Seconds after Captain Demir's frantic warning, the droning hum from the forest morphed into a surging torrent of deep emerald energy. It was a targeted strike from an Elven Flora Mage, designed to shred everyone within the trench.

Beside Arthur, two young F-Class soldiers—one of them being Emre—screamed in terror. Their mana was utterly insufficient to stall such an onslaught.

For the first time in his life, Arthur consciously pushed his mana out of the Seal with everything he had. He didn't just manifest a needle; he willed it into a Shield. His E-Class reservoir began to drain at a staggering speed.

Due to the deafening roar of the attack, no one noticed Arthur's movements. From his outstretched hands, a dense, crystallized mana erupted, forming an invisible Frost Veil just above the trench.

The Elven Flora Magic was so potent that it began transforming into thick, thorny vines, reaching into the trench to claim lives. However, the moment that green energy touched Arthur's Sealed Frost, the tips of the vines froze solid. The Flora Magic, encountering the pure, distilled coldness of his mana, shattered into frozen splinters.

The trench had been spared—at least for a few heartbeat-lengths.

"The attack stopped!" Captain Demir shouted in disbelief. "Did our mages actually do something?"

Arthur was on the verge of collapsing, his mana completely spent. He managed to stay upright, but as the Seal locked itself to preserve his life, the Frost Veil began to evaporate.

V. Loss and Regret

Arthur's brief defense had not been enough to save the entire line. The Flora Magic had bypassed his veil at the far end of the trench. Gasping for air, Arthur turned to his side.

Emre and the other F-Class soldier were buried beneath the crushing weight of the emerald vines. Their frail mana had failed to repel the strike. They were mortally wounded, their lives fading before his eyes. The cold breath of death brushed against Arthur's face.

He felt the hollow bitterness of his "success." He had created a shield, but he had only saved himself. He wasn't fast enough. He wasn't strong enough.

In the chaos of the trench, Arthur whispered a vow to himself—a whisper lost in the din of war, but one that altered his destiny:

"Damn it... I am so weak I can't even protect my friends. What good is E-Class? If I cannot unlock this Seal, this power is nothing but a shallow deception."

The stench of blood and mud served as a brutal reminder of his reality. Just as he had sacrificed himself for Anna in their past life, he now realized he needed true power to save anyone in this one.

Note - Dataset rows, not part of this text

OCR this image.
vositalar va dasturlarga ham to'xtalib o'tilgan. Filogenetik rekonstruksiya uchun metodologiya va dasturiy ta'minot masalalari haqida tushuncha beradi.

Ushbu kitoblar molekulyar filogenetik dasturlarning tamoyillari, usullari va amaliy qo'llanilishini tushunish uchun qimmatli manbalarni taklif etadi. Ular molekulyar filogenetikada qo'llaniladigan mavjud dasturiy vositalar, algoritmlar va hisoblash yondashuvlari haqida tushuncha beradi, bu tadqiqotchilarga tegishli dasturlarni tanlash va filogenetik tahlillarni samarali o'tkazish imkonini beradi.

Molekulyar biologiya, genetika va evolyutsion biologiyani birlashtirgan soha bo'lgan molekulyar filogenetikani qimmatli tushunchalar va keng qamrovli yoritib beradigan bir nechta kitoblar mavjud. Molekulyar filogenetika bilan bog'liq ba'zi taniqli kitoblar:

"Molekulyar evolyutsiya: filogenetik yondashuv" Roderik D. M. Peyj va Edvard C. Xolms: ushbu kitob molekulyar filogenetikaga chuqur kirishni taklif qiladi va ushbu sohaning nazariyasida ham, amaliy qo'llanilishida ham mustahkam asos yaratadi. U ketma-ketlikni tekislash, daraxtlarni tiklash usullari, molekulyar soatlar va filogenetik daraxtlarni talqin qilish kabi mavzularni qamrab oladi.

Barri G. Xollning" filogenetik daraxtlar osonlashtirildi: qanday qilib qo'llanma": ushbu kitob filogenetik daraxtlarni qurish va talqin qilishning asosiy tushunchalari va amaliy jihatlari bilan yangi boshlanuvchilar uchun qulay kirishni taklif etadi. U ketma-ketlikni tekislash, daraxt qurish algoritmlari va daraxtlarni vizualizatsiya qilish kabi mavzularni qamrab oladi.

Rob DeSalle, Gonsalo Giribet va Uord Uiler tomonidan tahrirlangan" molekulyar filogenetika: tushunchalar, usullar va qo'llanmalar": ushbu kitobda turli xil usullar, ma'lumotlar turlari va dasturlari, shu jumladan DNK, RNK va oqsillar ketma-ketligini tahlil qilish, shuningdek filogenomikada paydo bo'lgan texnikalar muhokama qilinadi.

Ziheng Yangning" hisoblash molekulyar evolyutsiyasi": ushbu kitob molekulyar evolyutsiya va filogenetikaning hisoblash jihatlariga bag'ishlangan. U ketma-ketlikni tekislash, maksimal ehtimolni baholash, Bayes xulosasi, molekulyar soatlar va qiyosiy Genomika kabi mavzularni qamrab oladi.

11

VI. A New Resolve: Ending the Secrecy

In the days following the skirmish, the surviving F-Class conscripts were tasked with the grim duty of recovering bodies and hauling supplies to the high-ranking mages in the rear. This gave Arthur a front-row seat to the ugly truth of the human army.

While delivering rations to a high-ranking Fire Mage, Arthur noticed the man's blatant apathy; the mages lived in relative comfort while the war was fueled by the blood of peasants.

Arthur made his decision: He would hide no longer.

To remain an F-Class supply boy was merely waiting for a slow death. He could never fulfill the task Anna gave him—to grow strong and end the war—from the shadows of a supply tent.

I am E-Class. My magic is as dense as a noble's defense. I will not rot in these trenches anymore.

At thirteen years old, Arthur cast aside his rusted, notched sword and walked toward the command tent. He volunteered to fight on the front lines as an E-Class combat mage.

Following this decision, Arthur began to unleash the limited but terrifyingly dense power of his Sealed Frost in favor of the Human-Orc Alliance. His shocking power momentarily nullified Elven Flora and Water spells. Every strike he delivered was small in scale but lethal in execution.

Before long, a legend began to spread among the ranks of a mysterious, masked mage who secured impossible victories against the Elves. The soldiers no longer spoke of the "weak F-Class boy." Instead, they whispered a new name with newfound respect: "The Frost Warrior."